Un texte de Suely Rolnick

Chapeau : Suely Rolnik s’appuie sur le mythe fondateur de l’anthropophagie non seulement pour analyser les modes de construction de la subjectivité brésilienne contemporaine, mais aussi pour mettre en lumière le fonctionnement du néo-capitalisme mondialisé.

Source : Les éditions du mouvement (http://www.mouvement.net)

Genre : analyse (Mots-clés : )

Genre Ressource : texte d'analyse

Apparence :

Rubrique : Espace critique

Suely ROLNIK critique d'art
Toni NEGRI philosophe
Suely ROLNIK rédacteur

Texte : Biographie : Suely Rolnik travaille et vit à São Paulo. Psychanalyste et critique d’art, elle a publié de nombreux essais dans des revues et des catalogues, donne fréquemment des conférences en Europe et aux Etats-Unis et donne un cours de doctorat sur la « subjectivité contemporaine » à l’université de São Paulo. Elle est l’auteur, avec Félix Guattari, de Micropolitics : Cartographies of desire (1986, pour l’édition brésilienne), et la traductrice de Mille Plateaux (vol. III & IV) de G. Deleuze et F. Guattari.

Scène 1 – Des Indiens caetes dansent autour d’un chaudron dans lequel cuisent à feu vif les morceaux du corps du premier évêque brésilien. Au préalable, le navire de Bispo Sardinha (l’évêque Sardine) avait fait naufrage sur le territoire récemment conquis. Et l’évêque venait y célébrer les débuts de la conversion de la population indigène par l’Eglise portugaise. Il fut dévoré, ainsi que les quatre-vingt-dix membres d’équipage qui l’accompagnaient.

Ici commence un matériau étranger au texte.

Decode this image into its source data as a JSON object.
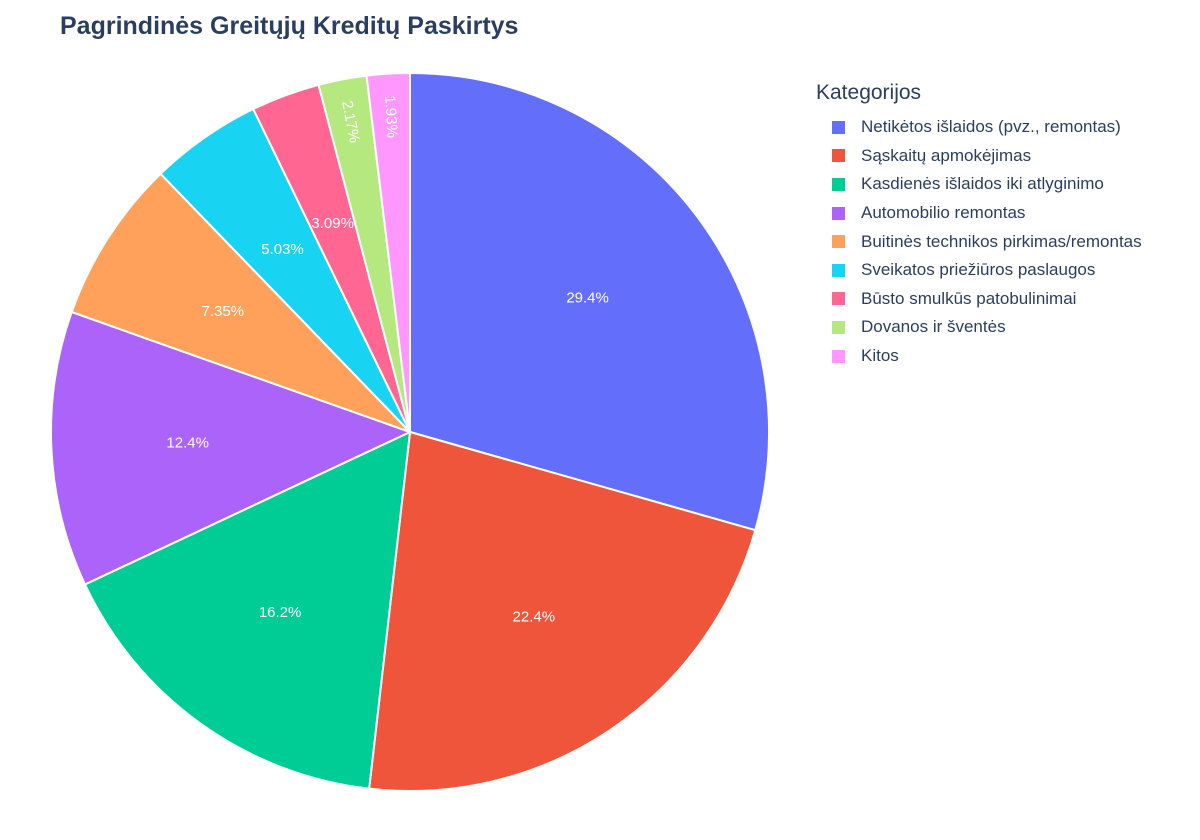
{
  "chart_data": {
    "type": "pie",
    "title": "Pagrindinės Greitųjų Kreditų Paskirtys",
    "legend_title": "Kategorijos",
    "legend_position": "right",
    "categories": [
      "Netikėtos išlaidos (pvz., remontas)",
      "Sąskaitų apmokėjimas",
      "Kasdienės išlaidos iki atlyginimo",
      "Automobilio remontas",
      "Buitinės technikos pirkimas/remontas",
      "Sveikatos priežiūros paslaugos",
      "Būsto smulkūs patobulinimai",
      "Dovanos ir šventės",
      "Kitos"
    ],
    "values": [
      29.4,
      22.4,
      16.2,
      12.4,
      7.35,
      5.03,
      3.09,
      2.17,
      1.93
    ],
    "labels": [
      "29.4%",
      "22.4%",
      "16.2%",
      "12.4%",
      "7.35%",
      "5.03%",
      "3.09%",
      "2.17%",
      "1.93%"
    ],
    "colors": [
      "#636efa",
      "#ef553b",
      "#00cc96",
      "#ab63fa",
      "#ffa15a",
      "#19d3f3",
      "#ff6692",
      "#b6e880",
      "#ff97ff"
    ],
    "direction": "clockwise",
    "start": "top"
  }
}
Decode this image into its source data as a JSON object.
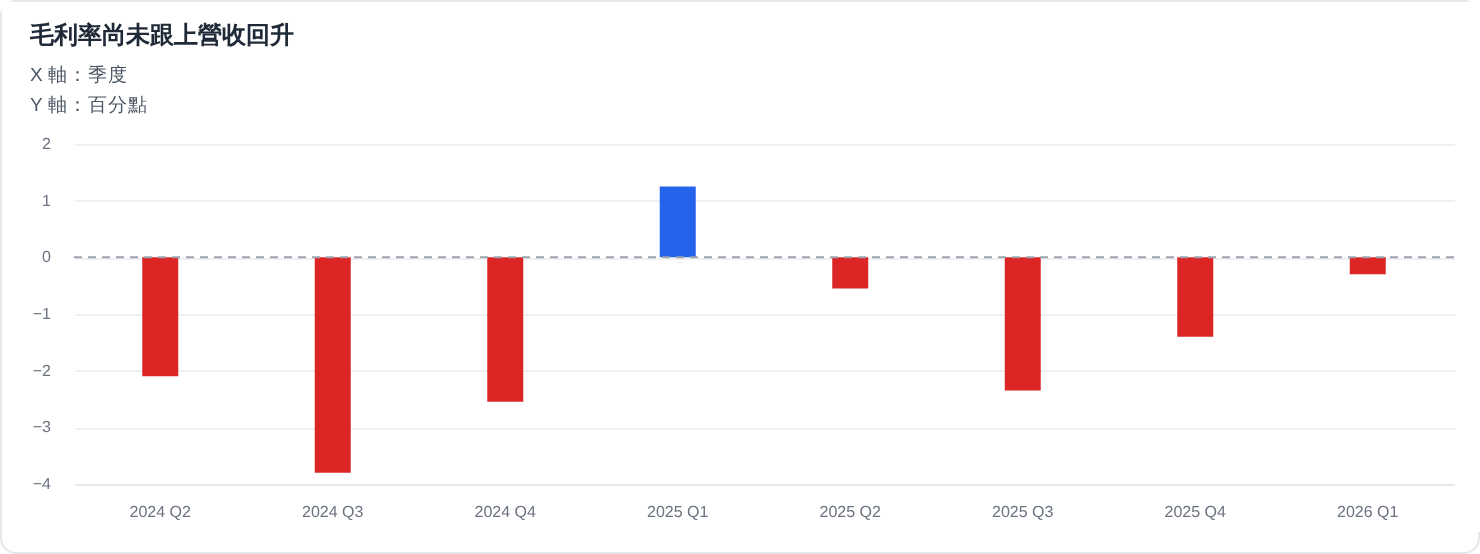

Cet épisode est fondateur dans l’histoire de la conversion au Brésil, conversion dont l’objectif consistait à poser les bases subjectives et culturelles permettant la colonisation du pays par le Portugal.(1)

Scène 2 – Un aventurier allemand, Hans Staden(2), a été capturé par les Indiens tupinambas, qui s’apprêtent à le tuer et à le transformer en plat de résistance goûteux, pour le régal de tous. Toutefois, le moment venu, les indigènes décident de se passer de ce festin : ils considèrent que sa chair doit être dépourvue des savoureux sucs du courage. L’évidente lâcheté de l’étranger avait anéanti tout désir de le dévorer et, à cette occasion, l’appétit anthropophage des indigènes resta sur sa faim. Le récit de cette aventure rapportée par Staden en personne est un texte fondateur de la littérature de voyage au Brésil durant l’époque coloniale.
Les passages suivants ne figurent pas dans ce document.